Cryptocurrency

The United States Treasury Department Office of Foreign Assets Control (OFAC) announced Friday that it was sanctioning cryptocurrency mixer Blender.io for its role in laundering proceeds from the hacking of Axie Infinity’s Ronin Bridge. North Korean state-sponsored hackers Lazarus Group have been identified as the perpetrators of the attack. 

Treasury Under Secretary for Terrorism and Financial Intelligence Brian E. Nelson said in a statement:

“Today, for the first time ever, Treasury is sanctioning a virtual currency mixer. […] We are taking action against illicit financial activity by the DPRK and will not allow state-sponsored thievery and its money-laundering enablers to go unanswered.”

Under the sanctions, all Blender.io property in the United States or in the possession of U.S. persons is blocked and must be reported to OFAC.

According to OFAC, Blender.io processed $20.5 million out of approximately $620 million stolen from the Vietnam-based play-to-earn game in the form of roughly 173,600 Ether (ETH) and 25.5 million USD Coin (USDC).

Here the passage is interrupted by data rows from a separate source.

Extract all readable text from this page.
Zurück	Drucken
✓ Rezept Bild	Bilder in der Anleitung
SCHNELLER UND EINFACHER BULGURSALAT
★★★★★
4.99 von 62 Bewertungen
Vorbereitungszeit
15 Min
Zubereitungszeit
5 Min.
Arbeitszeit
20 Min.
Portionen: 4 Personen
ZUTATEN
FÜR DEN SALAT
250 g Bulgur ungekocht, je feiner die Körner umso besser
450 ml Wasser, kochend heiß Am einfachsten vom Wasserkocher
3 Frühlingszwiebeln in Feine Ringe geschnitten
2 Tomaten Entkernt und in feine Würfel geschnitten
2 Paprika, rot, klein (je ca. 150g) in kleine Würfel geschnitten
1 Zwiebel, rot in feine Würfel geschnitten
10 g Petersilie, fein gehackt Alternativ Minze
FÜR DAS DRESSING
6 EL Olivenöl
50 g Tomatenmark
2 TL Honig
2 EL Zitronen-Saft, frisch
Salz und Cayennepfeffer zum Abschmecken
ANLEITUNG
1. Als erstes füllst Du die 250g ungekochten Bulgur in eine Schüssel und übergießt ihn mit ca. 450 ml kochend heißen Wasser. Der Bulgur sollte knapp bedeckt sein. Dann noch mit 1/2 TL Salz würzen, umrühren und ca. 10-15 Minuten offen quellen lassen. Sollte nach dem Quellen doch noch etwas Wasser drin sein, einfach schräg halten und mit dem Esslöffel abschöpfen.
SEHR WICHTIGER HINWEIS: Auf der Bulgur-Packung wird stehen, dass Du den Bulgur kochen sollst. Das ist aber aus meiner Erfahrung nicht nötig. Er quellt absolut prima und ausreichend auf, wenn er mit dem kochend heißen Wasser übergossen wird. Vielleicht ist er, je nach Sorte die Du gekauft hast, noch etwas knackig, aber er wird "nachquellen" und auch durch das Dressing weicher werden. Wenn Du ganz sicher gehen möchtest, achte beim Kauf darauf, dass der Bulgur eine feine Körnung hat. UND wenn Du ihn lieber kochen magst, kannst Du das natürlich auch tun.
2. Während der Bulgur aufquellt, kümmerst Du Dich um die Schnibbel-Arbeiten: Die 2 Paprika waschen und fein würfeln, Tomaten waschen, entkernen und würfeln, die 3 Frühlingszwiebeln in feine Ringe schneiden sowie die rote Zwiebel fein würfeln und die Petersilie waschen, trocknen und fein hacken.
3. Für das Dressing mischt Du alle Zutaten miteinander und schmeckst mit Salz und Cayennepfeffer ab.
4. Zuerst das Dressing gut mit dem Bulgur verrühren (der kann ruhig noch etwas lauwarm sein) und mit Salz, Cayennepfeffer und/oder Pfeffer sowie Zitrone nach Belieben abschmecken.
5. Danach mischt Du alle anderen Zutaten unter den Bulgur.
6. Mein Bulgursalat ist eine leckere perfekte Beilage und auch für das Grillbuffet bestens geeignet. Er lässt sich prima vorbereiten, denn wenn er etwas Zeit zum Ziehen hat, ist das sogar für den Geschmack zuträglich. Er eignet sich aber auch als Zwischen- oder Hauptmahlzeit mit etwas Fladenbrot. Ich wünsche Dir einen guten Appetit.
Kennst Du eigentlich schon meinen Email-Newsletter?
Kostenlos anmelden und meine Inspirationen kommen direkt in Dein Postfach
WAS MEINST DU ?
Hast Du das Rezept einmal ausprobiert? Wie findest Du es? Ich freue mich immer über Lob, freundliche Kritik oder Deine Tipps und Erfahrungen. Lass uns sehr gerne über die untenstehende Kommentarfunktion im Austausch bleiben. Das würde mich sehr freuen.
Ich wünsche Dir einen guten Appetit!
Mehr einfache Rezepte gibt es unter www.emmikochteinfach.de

OFAC also found during its investigation that Blender.io had facilitated money laundering for Russia-linked ransomware groups including Trickbot, Conti, Ryuk, Sodinokibi and Gandcrab. The Blender.io website was offline at the time of writing.

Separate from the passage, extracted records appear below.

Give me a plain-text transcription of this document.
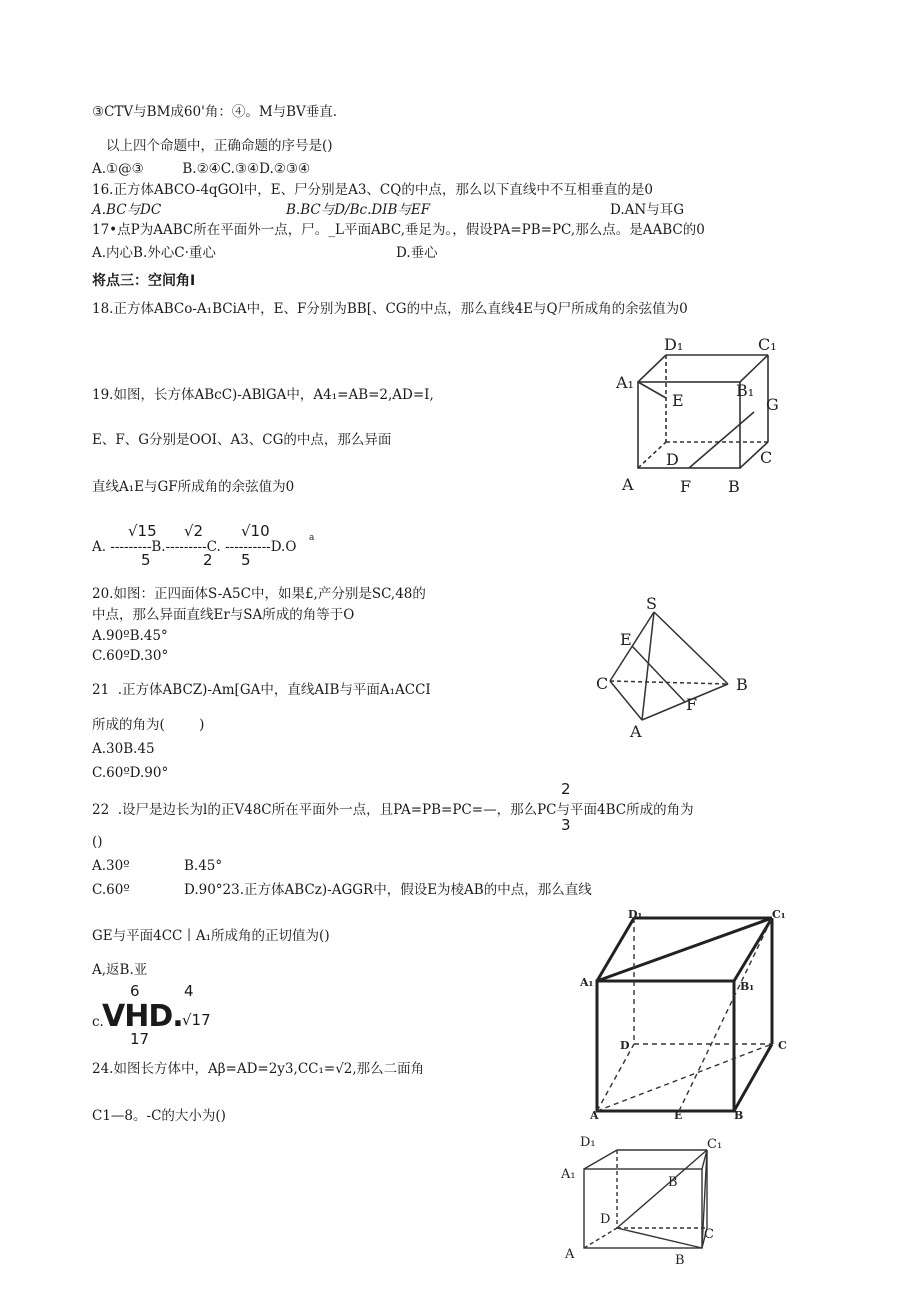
③CTV与BM成60'角：④。M与BV垂直.
以上四个命题中，正确命题的序号是()
A.①@③         B.②④C.③④D.②③④
16.正方体ABCO-4qGOl中，E、尸分别是A3、CQ的中点，那么以下直线中不互相垂直的是0
A.BC与DC	B.BC与D/Bc.DIB与EF	D.AN与耳G
17•点P为AABC所在平面外一点，尸。_L平面ABC,垂足为。，假设PA=PB=PC,那么点。是AABC的0
A.内心B.外心C·重心	D.垂心
将点三：空间角I
18.正方体ABCo-A₁BCiA中，E、F分别为BB[、CG的中点，那么直线4E与Q尸所成角的余弦值为0
19.如图，长方体ABcC)-ABlGA中，A4₁=AB=2,AD=I,
E、F、G分别是OOI、A3、CG的中点，那么异面
直线A₁E与GF所成角的余弦值为0
√15 √2	√10
A. ---------B.---------C. ----------D.O
a
5	2 5
D₁	C₁
A₁	B₁
E	G
D	C
A	F B
20.如图：正四面体S-A5C中，如果£,产分别是SC,48的
中点，那么异面直线Er与SA所成的角等于O
A.90ºB.45°
C.60ºD.30°
S
E
C	B
F
A
21  .正方体ABCZ)-Am[GA中，直线AIB与平面A₁ACCI
所成的角为(        )
A.30B.45
C.60ºD.90°
2
22  .设尸是边长为l的正V48C所在平面外一点，且PA=PB=PC=—，那么PC与平面4BC所成的角为
3
()
A.30º	B.45°
C.60º	D.90°23.正方体ABCz)-AGGR中，假设E为棱AB的中点，那么直线
GE与平面4CC丨A₁所成角的正切值为()
A,返B.亚
6	4
c.
VHD. √17
17
D₁	C₁
A₁	B₁
D	C
A	E	B
24.如图长方体中，Aβ=AD=2y3,CC₁=√2,那么二面角
C1—8。-C的大小为()
D₁	C₁
A₁
B
D
C
A	B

The Treasury agency also added the addresses of four wallets used by Lazarus Group to launder some of the stolen funds to its List of Specially Designated Nationals and Blocked Persons.

Related: US Treasury Dept sanctions 3 Ethereum addresses allegedly linked to North Korea

The Ronin Bridge hack took place on March 23, but it was only discovered the following week. The bridge was accessed through game developer Sky Mavis. That organization had been indefinitely whitelisted after helping process a surge in transactions. Sky Mavis raised $150 million to reimburse users who lost money in the exploit, and Binance was able to recover $5.8 million of the money from 86 accounts. Lazarus Group was identified as the hackers by OFAC in mid-April.